Perdebatan antara “Old” Public Management” dan “New” Public Management” mendorong pendekatan baru yang memandang administrasi publik sebagai governance. Fokus utama bukan lagi pada pemerintah (government) sebagai sebuah institusi yang diberikan kewenangan untuk mengatur masyarakat dan menjadi penyedia utama pelayanan publik melainkan lebih pada proses. Governance merupakan proses pemecahan masalah publik yang melibatkan instrumen hukum, kebijakan, kemitraan pemerintah dengan swasta maupun pemberdayaan masyarakat dalam rangka mencapai tujuan pemerintahan secara efektif dan efisien. Implikasi dari pendekatan ini adalah :
a.    Kaburnya batasan konsep pemerintah sebagai lembaga yang ekslusif dalam penyelenggaraan pemerintahan. Sebagai bentuk penguatan gagasan demokrasi dalam proses penyelenggaraan pemerintahan, pemerintah diharapkan mampu mendorong partisipasi swasta dan masyarakat dalam memecahkan masalah masalah publik. Dalam konteks ini, konsep kunci pemerintahan telah bergeser dari konsep pemerintah sebagai “ruler” atau penguasa kepada konsep pemerintah sebagai pemberdaya (enabler). Demikian halnya gambaran proses pemerintahan yang bersifat hirarkis dan ekslusif bergeser kepada proses interaksi dalam sistem jejaring (network) dan kemitraan.

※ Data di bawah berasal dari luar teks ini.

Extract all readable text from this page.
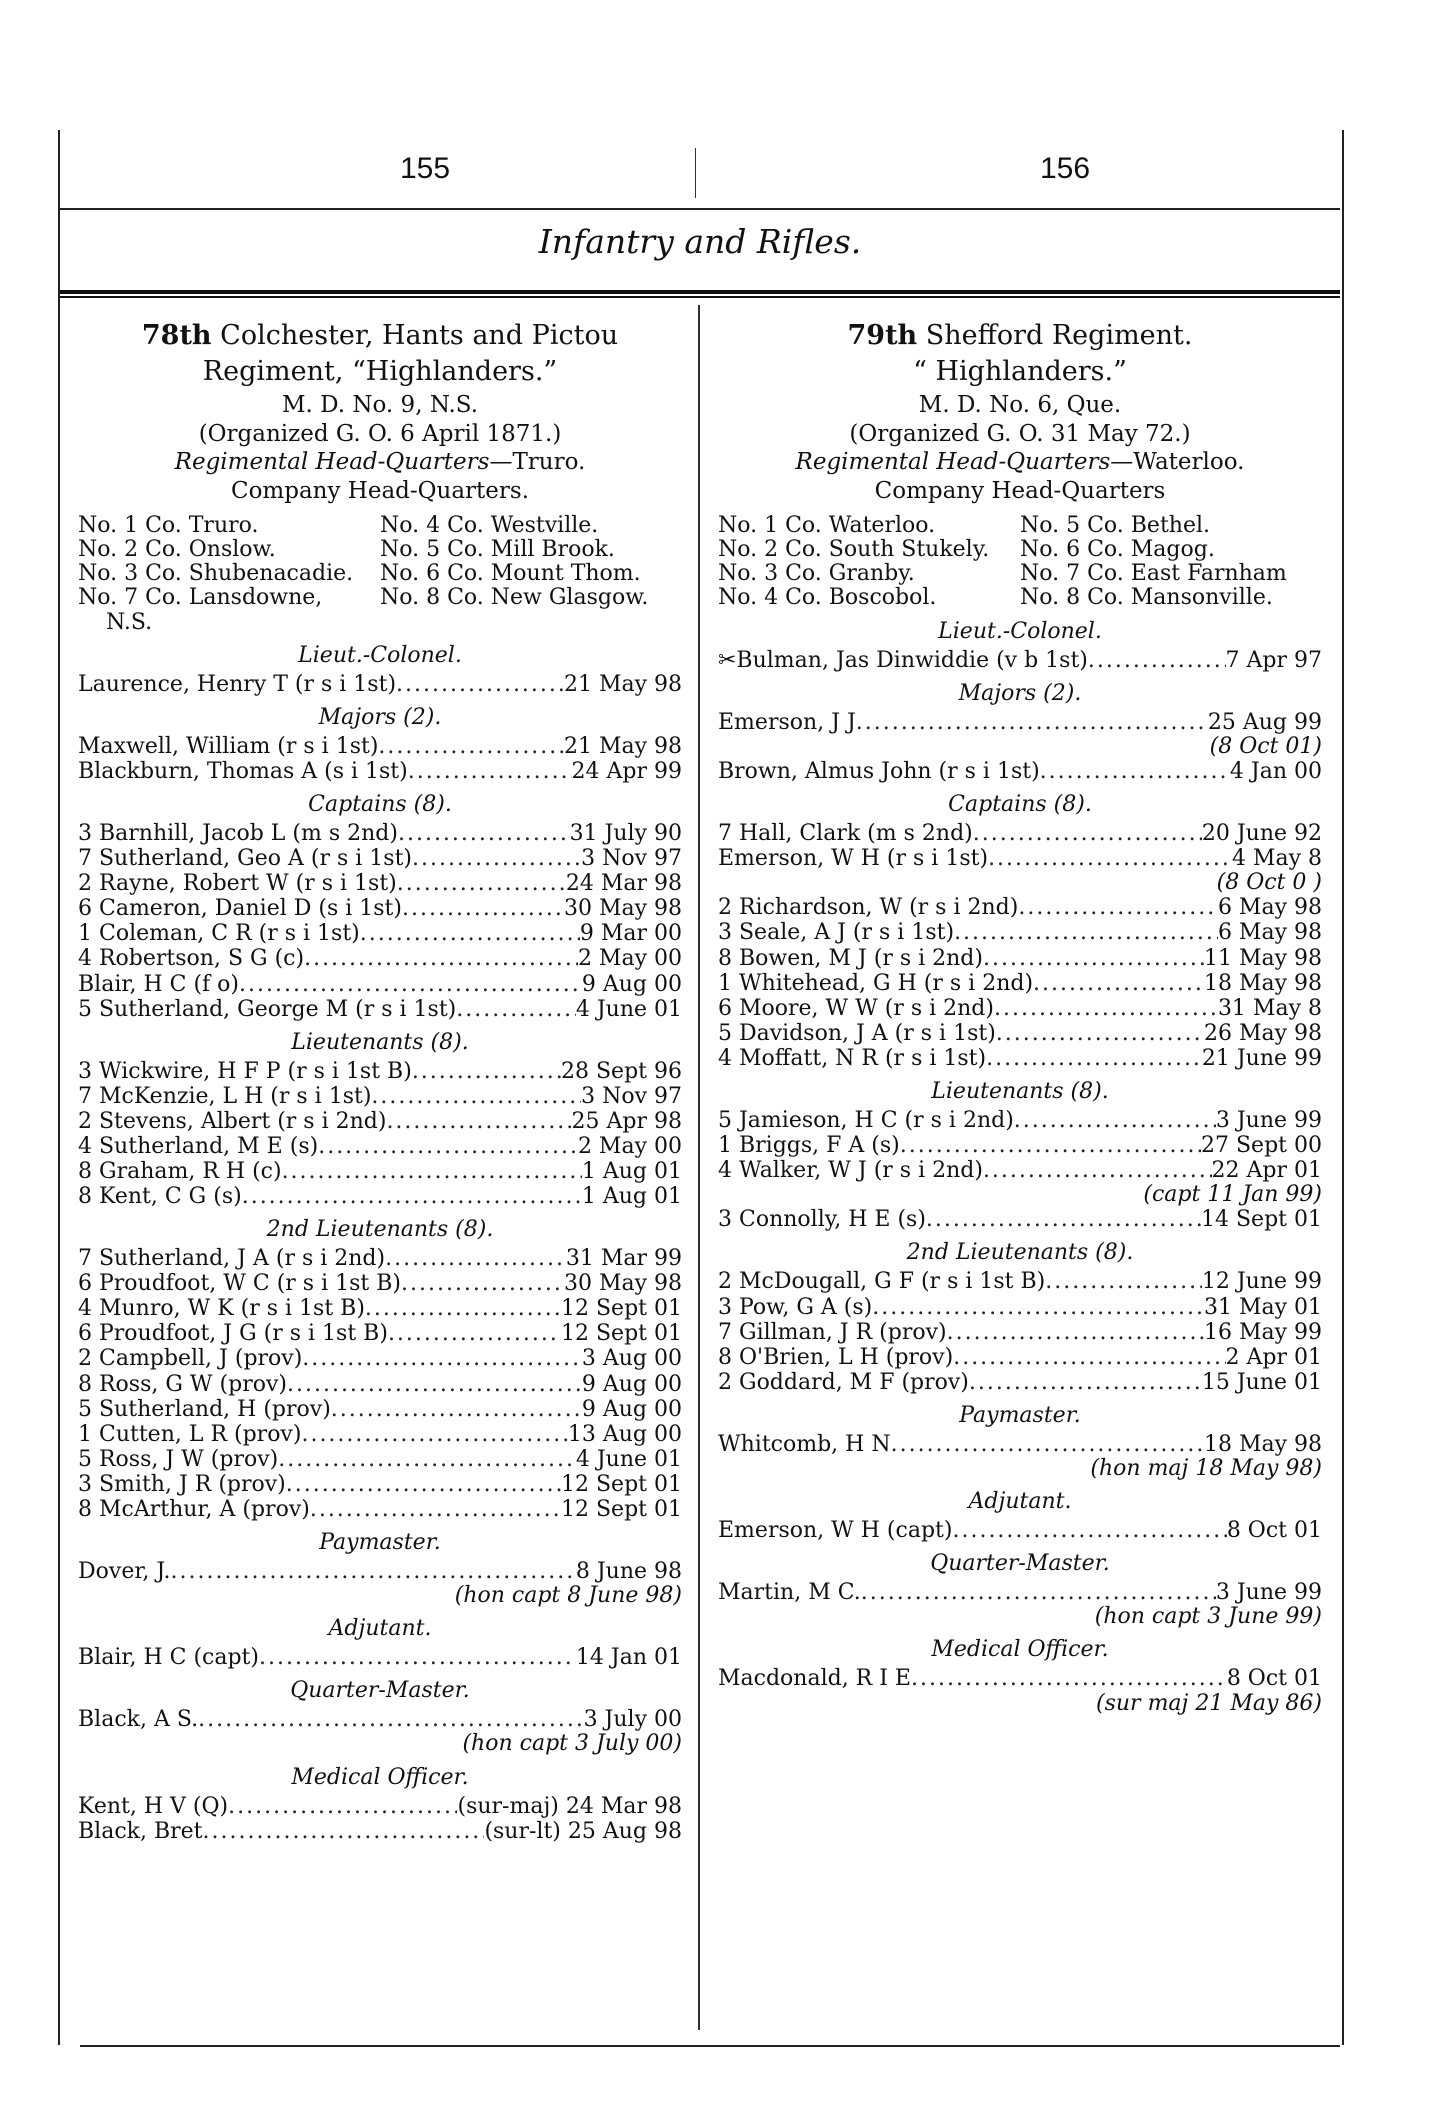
155	156
Infantry and Rifles.
78th Colchester, Hants and Pictou
Regiment, “Highlanders.”
M. D. No. 9, N.S.
(Organized G. O. 6 April 1871.)
Regimental Head-Quarters—Truro.
Company Head-Quarters.
No. 1 Co. Truro.	No. 4 Co. Westville.
No. 2 Co. Onslow.	No. 5 Co. Mill Brook.
No. 3 Co. Shubenacadie.	No. 6 Co. Mount Thom.
No. 7 Co. Lansdowne,	No. 8 Co. New Glasgow.
N.S.
Lieut.-Colonel.
Laurence, Henry T (r s i 1st) .....	21 May 98
Majors (2).
Maxwell, William (r s i 1st) .....	21 May 98
Blackburn, Thomas A (s i 1st) .....	24 Apr 99
Captains (8).
3 Barnhill, Jacob L (m s 2nd) .....	31 July 90
7 Sutherland, Geo A (r s i 1st) .....	3 Nov 97
2 Rayne, Robert W (r s i 1st) .....	24 Mar 98
6 Cameron, Daniel D (s i 1st) .....	30 May 98
1 Coleman, C R (r s i 1st) .....	9 Mar 00
4 Robertson, S G (c) .....	2 May 00
Blair, H C (f o) .....	9 Aug 00
5 Sutherland, George M (r s i 1st) .....	4 June 01
Lieutenants (8).
3 Wickwire, H F P (r s i 1st B) .....	28 Sept 96
7 McKenzie, L H (r s i 1st) .....	3 Nov 97
2 Stevens, Albert (r s i 2nd) .....	25 Apr 98
4 Sutherland, M E (s) .....	2 May 00
8 Graham, R H (c) .....	1 Aug 01
8 Kent, C G (s) .....	1 Aug 01
2nd Lieutenants (8).
7 Sutherland, J A (r s i 2nd) .....	31 Mar 99
6 Proudfoot, W C (r s i 1st B) .....	30 May 98
4 Munro, W K (r s i 1st B) .....	12 Sept 01
6 Proudfoot, J G (r s i 1st B) .....	12 Sept 01
2 Campbell, J (prov) .....	3 Aug 00
8 Ross, G W (prov) .....	9 Aug 00
5 Sutherland, H (prov) .....	9 Aug 00
1 Cutten, L R (prov) .....	13 Aug 00
5 Ross, J W (prov) .....	4 June 01
3 Smith, J R (prov) .....	12 Sept 01
8 McArthur, A (prov) .....	12 Sept 01
Paymaster.
Dover, J. .....	8 June 98
(hon capt 8 June 98)
Adjutant.
Blair, H C (capt) .....	14 Jan 01
Quarter-Master.
Black, A S. .....	3 July 00
(hon capt 3 July 00)
Medical Officer.
Kent, H V (Q) .....	(sur-maj) 24 Mar 98
Black, Bret .....	(sur-lt) 25 Aug 98
79th Shefford Regiment.
“ Highlanders.”
M. D. No. 6, Que.
(Organized G. O. 31 May 72.)
Regimental Head-Quarters—Waterloo.
Company Head-Quarters
No. 1 Co. Waterloo.	No. 5 Co. Bethel.
No. 2 Co. South Stukely.	No. 6 Co. Magog.
No. 3 Co. Granby.	No. 7 Co. East Farnham
No. 4 Co. Boscobol.	No. 8 Co. Mansonville.
Lieut.-Colonel.
✂Bulman, Jas Dinwiddie (v b 1st) .....	7 Apr 97
Majors (2).
Emerson, J J .....	25 Aug 99
(8 Oct 01)
Brown, Almus John (r s i 1st) .....	4 Jan 00
Captains (8).
7 Hall, Clark (m s 2nd) .....	20 June 92
Emerson, W H (r s i 1st) .....	4 May 8
(8 Oct 0 )
2 Richardson, W (r s i 2nd) .....	6 May 98
3 Seale, A J (r s i 1st) .....	6 May 98
8 Bowen, M J (r s i 2nd) .....	11 May 98
1 Whitehead, G H (r s i 2nd) .....	18 May 98
6 Moore, W W (r s i 2nd) .....	31 May 8
5 Davidson, J A (r s i 1st) .....	26 May 98
4 Moffatt, N R (r s i 1st) .....	21 June 99
Lieutenants (8).
5 Jamieson, H C (r s i 2nd) .....	3 June 99
1 Briggs, F A (s) .....	27 Sept 00
4 Walker, W J (r s i 2nd) .....	22 Apr 01
(capt 11 Jan 99)
3 Connolly, H E (s) .....	14 Sept 01
2nd Lieutenants (8).
2 McDougall, G F (r s i 1st B) .....	12 June 99
3 Pow, G A (s) .....	31 May 01
7 Gillman, J R (prov) .....	16 May 99
8 O'Brien, L H (prov) .....	2 Apr 01
2 Goddard, M F (prov) .....	15 June 01
Paymaster.
Whitcomb, H N .....	18 May 98
(hon maj 18 May 98)
Adjutant.
Emerson, W H (capt) .....	8 Oct 01
Quarter-Master.
Martin, M C. .....	3 June 99
(hon capt 3 June 99)
Medical Officer.
Macdonald, R I E .....	8 Oct 01
(sur maj 21 May 86)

b.    Menguatnya pendekatan multidispliner dalam studi ilmu administrasi publik. Mengaburnya batasan lembaga pemerintah yang tidak lagi bersifat ekslusif, membawa implikasi dalam dimensi keilmuan. Studi administrasi publik semakin bersifat multidipliner dengan kontribusi terutama dari displin ilmu politik, manajemen dan hukum. Ilmu politik memberikan pemahaman terhadap konteks operasional administrasi publik, sedangkan manajemen dan hukum memperkuat pemahaman atas sarana bertindak dari para manajer publik.
c.    Menguatnya gagasan bahwa manajemen publik adalah sebuah profesi. Pemahaman bahwa penyelenggaraan pemerintahan merupakan proses pemecahan masalah menuntut kemampuan konseptual dan teknis. Hal ini menciptakan kebutuhan untuk memperkuat profesionalisme tidak saja bagi para manajer publik tetapi juga para pimpinan organisasi swasta dan masyarakat yang menjalankan kerjasama dengan insitusi pemerintah. 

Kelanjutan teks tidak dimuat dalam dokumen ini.